There's one for most commands. As yabbadabbadont said, the string "--" is used on some of them to terminate the options list. However, I would avoid such names for a file when possible. Some non-standard tools might not be that happy about such kind of file names.

----------

## ViciousFrank

yabba, -- seems to work fine. Thanks for the tip!

Easy target, I do not understand why "\-l" could not work, like we do with "\&" (maybe it's only Bash parsing the string before it calls the commands)... Also I did not choose the name of files starting with "-", I think it's ugly too, but it was in another person files...

I think this is a security issues, since it permits a certain form of code injection... By example with some "-exec" filename followed by a command filename. And it looks like this problem is in BASH in general and not a bad configuration from Gentoo. I continuing to think that it is a dangerous problem because "*" may be considered safe by most people since it already protect certain characters.

Thanks for your answers !

----------

## i92guboj

 *Quote:*   

> Easy target, I do not understand why "\-l" could not work, like we do with "\&"

 

Escaping a character is a simple mechanism to prevent the shell from interpreting special characters before they reach the application. The hyphen is not a special character in bash, and it's not intercepted/interpreted by bash. It reaches the application, and it's the application and not the shell who decides that "-something" is a special option and not a file name or anything else.

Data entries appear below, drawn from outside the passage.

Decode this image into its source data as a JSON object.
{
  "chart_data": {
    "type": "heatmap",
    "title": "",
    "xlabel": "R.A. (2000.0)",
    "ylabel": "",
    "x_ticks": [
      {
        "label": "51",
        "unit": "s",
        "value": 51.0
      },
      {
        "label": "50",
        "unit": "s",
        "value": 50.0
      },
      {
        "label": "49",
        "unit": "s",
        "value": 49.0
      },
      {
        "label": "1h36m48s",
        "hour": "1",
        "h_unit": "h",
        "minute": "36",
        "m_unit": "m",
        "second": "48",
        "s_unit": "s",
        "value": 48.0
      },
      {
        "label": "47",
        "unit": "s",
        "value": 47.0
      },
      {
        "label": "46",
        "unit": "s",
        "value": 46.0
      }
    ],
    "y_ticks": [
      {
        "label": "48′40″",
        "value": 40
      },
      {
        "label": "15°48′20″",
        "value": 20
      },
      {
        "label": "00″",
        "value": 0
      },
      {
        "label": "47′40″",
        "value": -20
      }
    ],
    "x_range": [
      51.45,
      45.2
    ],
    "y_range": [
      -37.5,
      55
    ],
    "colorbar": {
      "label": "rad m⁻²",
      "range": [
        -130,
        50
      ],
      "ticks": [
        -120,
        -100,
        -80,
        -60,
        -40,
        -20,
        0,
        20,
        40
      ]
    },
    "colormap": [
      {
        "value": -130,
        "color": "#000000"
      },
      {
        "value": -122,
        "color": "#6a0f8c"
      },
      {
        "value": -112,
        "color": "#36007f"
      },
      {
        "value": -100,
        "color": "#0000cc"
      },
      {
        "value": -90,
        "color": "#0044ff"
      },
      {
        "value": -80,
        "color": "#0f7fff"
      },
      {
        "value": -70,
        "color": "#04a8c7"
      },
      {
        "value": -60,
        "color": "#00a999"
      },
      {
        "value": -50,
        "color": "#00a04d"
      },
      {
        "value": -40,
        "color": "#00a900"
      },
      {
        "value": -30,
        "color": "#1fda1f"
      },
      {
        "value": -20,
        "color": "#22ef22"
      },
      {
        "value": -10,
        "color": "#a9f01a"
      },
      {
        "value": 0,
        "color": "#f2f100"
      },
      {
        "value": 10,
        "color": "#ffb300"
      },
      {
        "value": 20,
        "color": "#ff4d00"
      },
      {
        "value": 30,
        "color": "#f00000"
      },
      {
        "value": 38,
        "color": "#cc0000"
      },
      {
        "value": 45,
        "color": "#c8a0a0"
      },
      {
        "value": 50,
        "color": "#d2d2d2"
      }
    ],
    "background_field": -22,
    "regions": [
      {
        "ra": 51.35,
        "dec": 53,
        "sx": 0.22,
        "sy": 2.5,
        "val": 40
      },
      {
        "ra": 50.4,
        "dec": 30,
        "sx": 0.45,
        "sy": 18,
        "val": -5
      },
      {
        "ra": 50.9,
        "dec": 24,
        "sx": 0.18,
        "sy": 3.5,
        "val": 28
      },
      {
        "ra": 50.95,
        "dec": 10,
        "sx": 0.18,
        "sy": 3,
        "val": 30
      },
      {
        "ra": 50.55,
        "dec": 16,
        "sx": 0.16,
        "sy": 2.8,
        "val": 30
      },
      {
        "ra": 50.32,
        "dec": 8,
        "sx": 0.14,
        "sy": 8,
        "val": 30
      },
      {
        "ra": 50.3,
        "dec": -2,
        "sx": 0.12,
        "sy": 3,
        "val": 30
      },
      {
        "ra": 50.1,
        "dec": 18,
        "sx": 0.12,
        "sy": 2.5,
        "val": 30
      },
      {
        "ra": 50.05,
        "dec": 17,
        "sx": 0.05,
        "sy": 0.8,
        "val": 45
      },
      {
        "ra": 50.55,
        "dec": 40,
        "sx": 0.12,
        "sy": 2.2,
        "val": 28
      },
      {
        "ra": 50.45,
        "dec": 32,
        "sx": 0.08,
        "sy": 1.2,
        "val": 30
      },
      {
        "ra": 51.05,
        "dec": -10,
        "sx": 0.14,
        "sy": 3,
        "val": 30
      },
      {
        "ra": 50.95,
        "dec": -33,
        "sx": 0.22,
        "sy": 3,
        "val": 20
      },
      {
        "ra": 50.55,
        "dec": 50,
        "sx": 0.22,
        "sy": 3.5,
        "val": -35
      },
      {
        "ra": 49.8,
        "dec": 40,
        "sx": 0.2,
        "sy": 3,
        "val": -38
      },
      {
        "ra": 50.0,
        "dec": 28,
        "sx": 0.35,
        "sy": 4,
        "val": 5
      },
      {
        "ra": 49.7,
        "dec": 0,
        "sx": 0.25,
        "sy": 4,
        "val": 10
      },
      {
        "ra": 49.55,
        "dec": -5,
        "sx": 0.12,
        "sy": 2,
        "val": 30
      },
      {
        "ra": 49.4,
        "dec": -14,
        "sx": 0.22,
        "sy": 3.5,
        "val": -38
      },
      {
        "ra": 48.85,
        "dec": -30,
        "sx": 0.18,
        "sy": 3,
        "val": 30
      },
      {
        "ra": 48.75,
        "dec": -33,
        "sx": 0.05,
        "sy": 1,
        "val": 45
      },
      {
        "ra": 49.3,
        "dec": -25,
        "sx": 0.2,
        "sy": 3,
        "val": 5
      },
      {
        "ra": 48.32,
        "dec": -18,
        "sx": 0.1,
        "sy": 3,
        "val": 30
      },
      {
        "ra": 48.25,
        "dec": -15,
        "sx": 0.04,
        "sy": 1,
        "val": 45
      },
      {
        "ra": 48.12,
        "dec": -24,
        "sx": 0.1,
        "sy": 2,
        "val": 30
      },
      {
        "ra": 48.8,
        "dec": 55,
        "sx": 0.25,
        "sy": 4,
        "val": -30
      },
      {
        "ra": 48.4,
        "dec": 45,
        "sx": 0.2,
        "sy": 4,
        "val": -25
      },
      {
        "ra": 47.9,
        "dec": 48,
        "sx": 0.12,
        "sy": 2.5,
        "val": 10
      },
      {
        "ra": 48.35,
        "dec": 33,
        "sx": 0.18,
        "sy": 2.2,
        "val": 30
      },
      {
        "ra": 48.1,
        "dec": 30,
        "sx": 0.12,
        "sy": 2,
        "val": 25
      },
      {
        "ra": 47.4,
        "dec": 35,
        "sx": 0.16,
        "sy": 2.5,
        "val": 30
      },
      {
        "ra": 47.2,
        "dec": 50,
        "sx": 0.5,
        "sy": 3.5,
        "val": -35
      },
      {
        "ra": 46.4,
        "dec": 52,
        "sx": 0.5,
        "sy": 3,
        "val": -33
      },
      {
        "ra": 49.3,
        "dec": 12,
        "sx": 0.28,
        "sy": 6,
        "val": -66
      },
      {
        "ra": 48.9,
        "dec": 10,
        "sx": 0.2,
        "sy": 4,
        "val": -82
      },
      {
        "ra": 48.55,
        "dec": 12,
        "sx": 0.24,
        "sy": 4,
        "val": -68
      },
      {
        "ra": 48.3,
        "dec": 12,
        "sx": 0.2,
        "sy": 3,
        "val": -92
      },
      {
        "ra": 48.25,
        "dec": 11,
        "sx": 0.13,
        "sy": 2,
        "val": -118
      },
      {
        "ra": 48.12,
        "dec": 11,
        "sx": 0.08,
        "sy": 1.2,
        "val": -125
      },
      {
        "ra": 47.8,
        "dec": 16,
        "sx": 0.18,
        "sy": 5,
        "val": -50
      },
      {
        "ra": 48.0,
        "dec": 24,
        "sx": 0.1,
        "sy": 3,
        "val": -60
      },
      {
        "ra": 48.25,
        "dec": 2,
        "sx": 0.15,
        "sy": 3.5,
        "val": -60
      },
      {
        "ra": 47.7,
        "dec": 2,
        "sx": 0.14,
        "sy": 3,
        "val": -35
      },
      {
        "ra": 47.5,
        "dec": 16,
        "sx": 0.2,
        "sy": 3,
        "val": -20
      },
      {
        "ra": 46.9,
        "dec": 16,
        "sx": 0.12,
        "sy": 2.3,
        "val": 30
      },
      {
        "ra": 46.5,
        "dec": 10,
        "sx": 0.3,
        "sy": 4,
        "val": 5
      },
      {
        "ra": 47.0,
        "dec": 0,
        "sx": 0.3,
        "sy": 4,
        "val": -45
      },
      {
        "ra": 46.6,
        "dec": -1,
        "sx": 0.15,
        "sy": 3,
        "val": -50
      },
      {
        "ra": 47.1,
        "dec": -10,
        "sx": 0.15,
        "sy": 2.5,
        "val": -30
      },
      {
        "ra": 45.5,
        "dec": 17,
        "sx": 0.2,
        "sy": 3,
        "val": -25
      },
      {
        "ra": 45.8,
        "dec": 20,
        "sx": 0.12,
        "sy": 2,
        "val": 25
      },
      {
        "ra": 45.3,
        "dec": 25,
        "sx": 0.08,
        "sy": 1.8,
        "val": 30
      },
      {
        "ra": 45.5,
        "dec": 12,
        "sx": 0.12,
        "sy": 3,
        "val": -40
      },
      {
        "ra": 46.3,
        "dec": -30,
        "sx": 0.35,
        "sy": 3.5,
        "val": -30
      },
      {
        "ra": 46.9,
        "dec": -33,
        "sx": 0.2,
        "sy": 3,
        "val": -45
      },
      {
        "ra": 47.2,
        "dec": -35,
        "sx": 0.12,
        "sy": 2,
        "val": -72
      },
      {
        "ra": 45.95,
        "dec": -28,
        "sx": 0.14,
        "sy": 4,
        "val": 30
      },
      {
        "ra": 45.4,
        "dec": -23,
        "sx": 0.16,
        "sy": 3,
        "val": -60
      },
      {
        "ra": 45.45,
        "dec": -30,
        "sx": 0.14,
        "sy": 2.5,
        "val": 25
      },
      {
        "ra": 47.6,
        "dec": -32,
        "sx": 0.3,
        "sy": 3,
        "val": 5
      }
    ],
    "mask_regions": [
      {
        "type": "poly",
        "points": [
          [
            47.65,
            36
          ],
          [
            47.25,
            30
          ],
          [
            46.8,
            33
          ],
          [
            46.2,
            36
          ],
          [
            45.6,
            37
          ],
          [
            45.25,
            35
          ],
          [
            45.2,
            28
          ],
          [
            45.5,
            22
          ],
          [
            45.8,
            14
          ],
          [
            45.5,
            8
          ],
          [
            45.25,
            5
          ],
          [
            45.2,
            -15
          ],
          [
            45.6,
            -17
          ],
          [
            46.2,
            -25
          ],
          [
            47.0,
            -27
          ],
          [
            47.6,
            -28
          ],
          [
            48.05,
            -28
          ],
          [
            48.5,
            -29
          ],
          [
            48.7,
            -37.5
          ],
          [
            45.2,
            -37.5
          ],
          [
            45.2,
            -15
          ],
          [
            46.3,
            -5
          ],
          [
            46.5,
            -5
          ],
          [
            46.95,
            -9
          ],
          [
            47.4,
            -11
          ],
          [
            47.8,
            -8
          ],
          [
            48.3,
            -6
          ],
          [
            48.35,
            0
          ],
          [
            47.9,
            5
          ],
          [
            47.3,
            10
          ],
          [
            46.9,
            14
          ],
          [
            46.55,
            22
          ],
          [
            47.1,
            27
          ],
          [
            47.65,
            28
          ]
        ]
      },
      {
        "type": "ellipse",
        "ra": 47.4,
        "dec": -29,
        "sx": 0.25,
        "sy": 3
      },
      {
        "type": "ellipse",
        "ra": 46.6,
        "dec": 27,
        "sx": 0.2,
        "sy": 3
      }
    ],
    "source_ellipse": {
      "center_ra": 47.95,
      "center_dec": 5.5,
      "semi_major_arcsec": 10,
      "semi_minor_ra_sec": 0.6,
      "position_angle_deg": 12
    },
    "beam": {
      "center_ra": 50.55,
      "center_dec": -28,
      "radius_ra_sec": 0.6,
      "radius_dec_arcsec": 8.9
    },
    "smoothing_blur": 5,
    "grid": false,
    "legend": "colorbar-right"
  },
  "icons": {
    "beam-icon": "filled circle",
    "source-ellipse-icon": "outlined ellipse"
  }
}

There's absolutely nothing that the shell can do about that. That's why escaping can never help on this concrete case.

----------

## ViciousFrank

That's what I thought later about the BASH parser... And replacing "-l" by "[pathtofile]/-l" will cause problems either in other utilisation cases.

I should think to add -- in my futures scripts...   :Sad: 

Anyway, thanks a lot !

Frank

----------

## Hu

 *ViciousFrank wrote:*   

> 
> 
> I should think to add -- in my futures scripts...  
> 
> 

 

It would be safer to use ./* rather than -- *.  The former ensures that the called application sees a leading ./, which should avoid the option parser in all sane programs.  The latter relies on the called application to understand the convention that -- signals an end to arguments.  Some applications may not understand this, and will continue accepting "options" that appear after the --.

----------

## easy target

 *i92guboj wrote:*   

> There's one for most commands. As yabbadabbadont said, the string "--" is used on some of them to terminate the options list. However, I would avoid such names for a file when possible. Some non-standard tools might not be that happy about such kind of file names.

 

OK, I haven't thought about that :).

----------

## UberLord

 *Hu wrote:*   

> Some applications may not understand this, and will continue accepting "options" that appear after the --.

 

Such applications should be recorded to call getopt (3) or the GNU variant for long options.

----------